3 Aggressive behaviour
Sometimes a person with dementia can become aggressive – verbally or physically – to those around them. Unfortunately, loved ones and carers are the ones that most often have to deal with this. Seek advice and support from the specialists involved in care or ask your GP if they think a referral to the Community Mental Health Team might be needed.
After the incident
- Carry on as normal: draw a line under what happened and try not to bring it up again. Your relative may have forgotten what happened and could become upset or distressed if you mention it later. Focus on your relative, not the behaviour that they displayed.
- Don’t bottle things up: if you are hurt, angry or upset it might help to talk through your feelings with others – for example, a health professional, family member, counsellor or dementia support worker.
- Don’t take it personally: try to remember that the person is probably trying to communicate a need and does not intend to hurt you.
- Look for the cause: think about what may have triggered the behaviour. Remember that the condition is likely to make your relative think irrationally, so try to put yourself in their shoes. What might have made them feel threatened or upset? You might need to make changes to how you approach the situation.
- Take a breather: before you react, take a deep breath, step back to give the person space and take some time. If things aren’t going well, you may need to leave the room until you have both calmed down, then try again.
- Try to stay calm and avoid confrontation: shouting or losing your temper could make the situation worse. Try not to show any fear or anxiety, as this may increase the person’s agitation.

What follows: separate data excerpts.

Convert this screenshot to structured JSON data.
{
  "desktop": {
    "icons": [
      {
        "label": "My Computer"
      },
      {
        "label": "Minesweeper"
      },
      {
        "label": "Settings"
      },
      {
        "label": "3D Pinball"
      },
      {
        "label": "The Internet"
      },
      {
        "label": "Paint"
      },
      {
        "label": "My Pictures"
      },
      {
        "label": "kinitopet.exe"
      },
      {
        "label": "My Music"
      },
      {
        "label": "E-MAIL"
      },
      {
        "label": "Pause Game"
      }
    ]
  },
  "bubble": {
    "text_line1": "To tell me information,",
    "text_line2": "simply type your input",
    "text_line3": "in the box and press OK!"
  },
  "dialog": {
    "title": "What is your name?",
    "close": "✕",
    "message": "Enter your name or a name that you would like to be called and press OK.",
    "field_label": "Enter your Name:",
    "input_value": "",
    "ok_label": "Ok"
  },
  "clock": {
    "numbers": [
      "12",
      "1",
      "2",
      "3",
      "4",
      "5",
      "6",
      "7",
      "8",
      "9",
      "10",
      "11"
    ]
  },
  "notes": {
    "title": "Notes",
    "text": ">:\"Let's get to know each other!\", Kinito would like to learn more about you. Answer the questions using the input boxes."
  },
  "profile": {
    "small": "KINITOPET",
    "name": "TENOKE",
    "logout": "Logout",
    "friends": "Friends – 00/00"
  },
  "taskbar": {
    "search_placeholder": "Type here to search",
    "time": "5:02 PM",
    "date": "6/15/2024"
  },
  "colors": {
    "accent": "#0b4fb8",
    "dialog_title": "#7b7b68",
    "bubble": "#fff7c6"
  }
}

- Don’t attempt physical contact: if your relative is being angry or aggressive, this probably isn’t the best time to initiate any physical contact. Even a friendly gesture (like a hug) at this point could be misinterpreted as threatening behaviour. Unless it is absolutely necessary, avoid closing in or trying to restrain someone, as this can make things worse.
- Listen: reassure your relative that you are listening and are trying your best to understand how they feel and what they want to communicate.
- Speak gently: try to explain calmly why you are there and that you are trying to help.
- Distract: if your relative still seems angry, try to distract his or her attention to diffuse the situation.